10.1. As regards the import and effect of the Budget speech, the Division Bench of the High Court has again observed as under:-
“33. Thus, in the light of the said Budget Speech also, there is nothing specifically mentioned to state that there was any intention to restrict the exemption of Hank yarn only to the cotton hank yarn and not others. Cotton hank yarn as well as other types of yarn in hank form are equally entitled
to exemption under Entry 44 and therefore, Handloom Industry stood encouraged by said exemption. Was there any intention of State to harm Power loom Industry by denying exemption to other types of Yarn sold in Hank form. The answer is an emphatic ‘No’. Therefore, we re-iterate that firstly, there is no occasion to refer to the external aids like Finance Minister Speech in the present case, in view of the plain language in Entry 44 and even if one were to do so, there is no occasion to make an inference from the said Budget Speech that only cotton Hank yarn was entitled to be exempted. Cotton Hank yarn continues to be exempt in Entry 44 and so also VSF and PFA Hank yarn will be entitled to such exemption. The Court cannot supply or insert the words in the Entries in the statute, as is sought to be canvassed by the Revenue before us.
34. Merely because Cotton hank yarn is the chief raw material for Handloom Industry or merely because power loom industry can have an overarch over the Handloom Industry in the textile sector, we cannot deny the exemption to the supply of raw material namely VSF and PF Hank yarn to power loom industry in the face of the plain language of the plain words ‘Hank Yarn’ employed in Entry 44 of the Fourth Schedule to the Act.”
11. As noticed, the Entry in question, as inserted into the Fourth Schedule to the Act, is clear and specific that is, “Hank Yarn”; it carries neither any ambiguity nor any confusion. Undoubtably, the yarn in the hank form (which is a unit of measure), has come for exemption under the said Entry 44; and obviously, that exemption enures to the benefit of the handloom industry too. However, for that matter, if the benefit of this broad and unambiguous entry also goes to any other industry, there is absolutely no reason to deny such benefit. In other words, we find no reason to restrict the Entry in its operation to the handloom industry alone or to any particular class of hank yarn like “Cotton Hank Yarn” only.
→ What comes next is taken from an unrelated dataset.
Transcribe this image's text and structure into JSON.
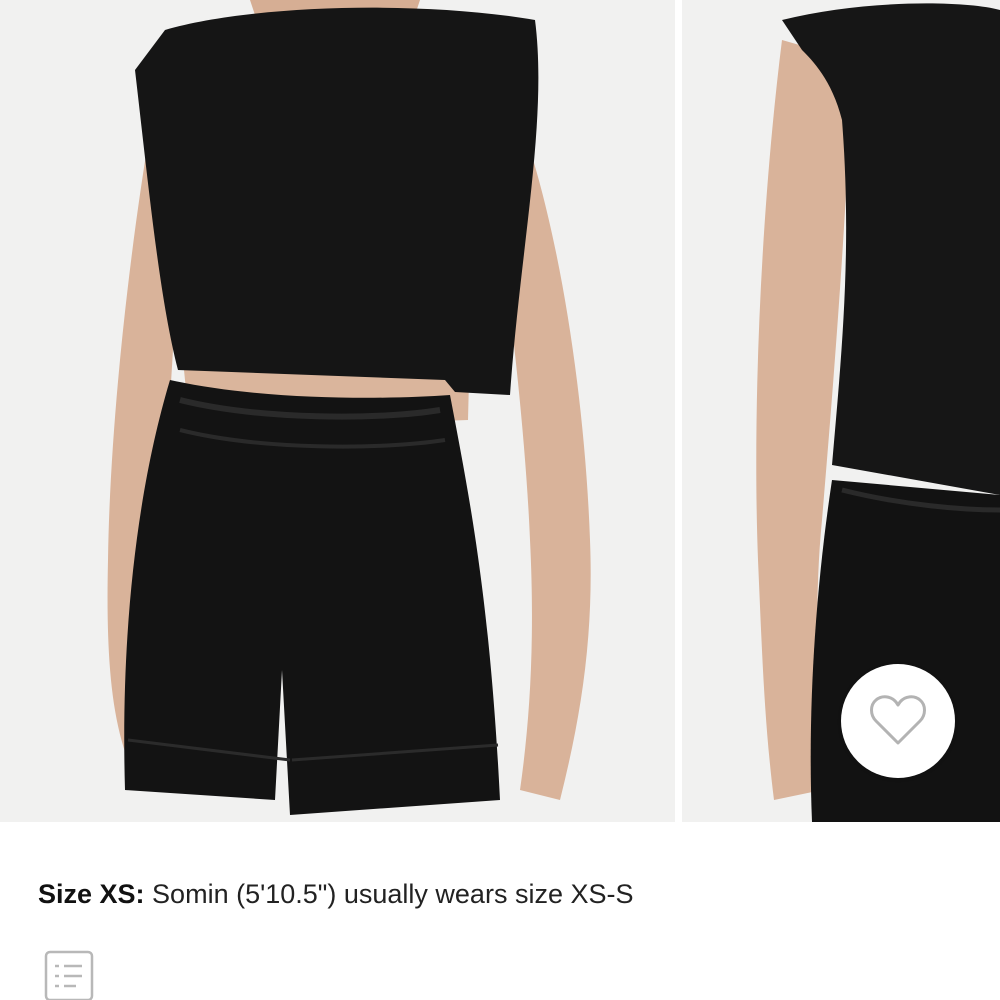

The exemption Entry being clear and unambiguous, no external aid for interpretation is called for, whether in the form of Budget speech or any other notification under any other enactment.
12. When the Entry in question specifically provides for exemption to the goods described as “Hank Yarn” without any ambiguity or qualification, its import cannot be restricted by describing it as being available only for the hank form of one raw material like cotton nor could it be restricted with
reference to its user industry. That being the position, reference to the decision in K.P. Varghese (supra) remains entirely inapposite to the facts of the present case. Therein, this Court was dealing with the interpretation of the language of sub-section (2) of Section 52 of the Income Tax Act, 1961
and it was found that a literal interpretation might not cover several eventualities concerning the value of consideration declared by the assessee in respect of the transfer of a capital asset vis-a-vis its fair market value as on the date of its transfer. Thus, this Court found, with reference to the intent and purpose, that the said provision could only be invoked when the consideration for transfer had not been correctly declared by the assessee, with burden of proving such understatement or concealment being on the Revenue. The observations in the said decision, based on the rules of
interpretation to cull out meaning of a sentence ( vide paragraph 5 thereof), do not apply to the question at hand because the Entry in question is clear, direct and unambiguous; and simply reads:
“Hank Yarn”.
13. Thus, the view as taken by the High Court commends to us and we find no question of law worth consideration so as to entertain this petition. Therefore, the special leave petition stands dismissed.
14. Pending applications also stand disposed of.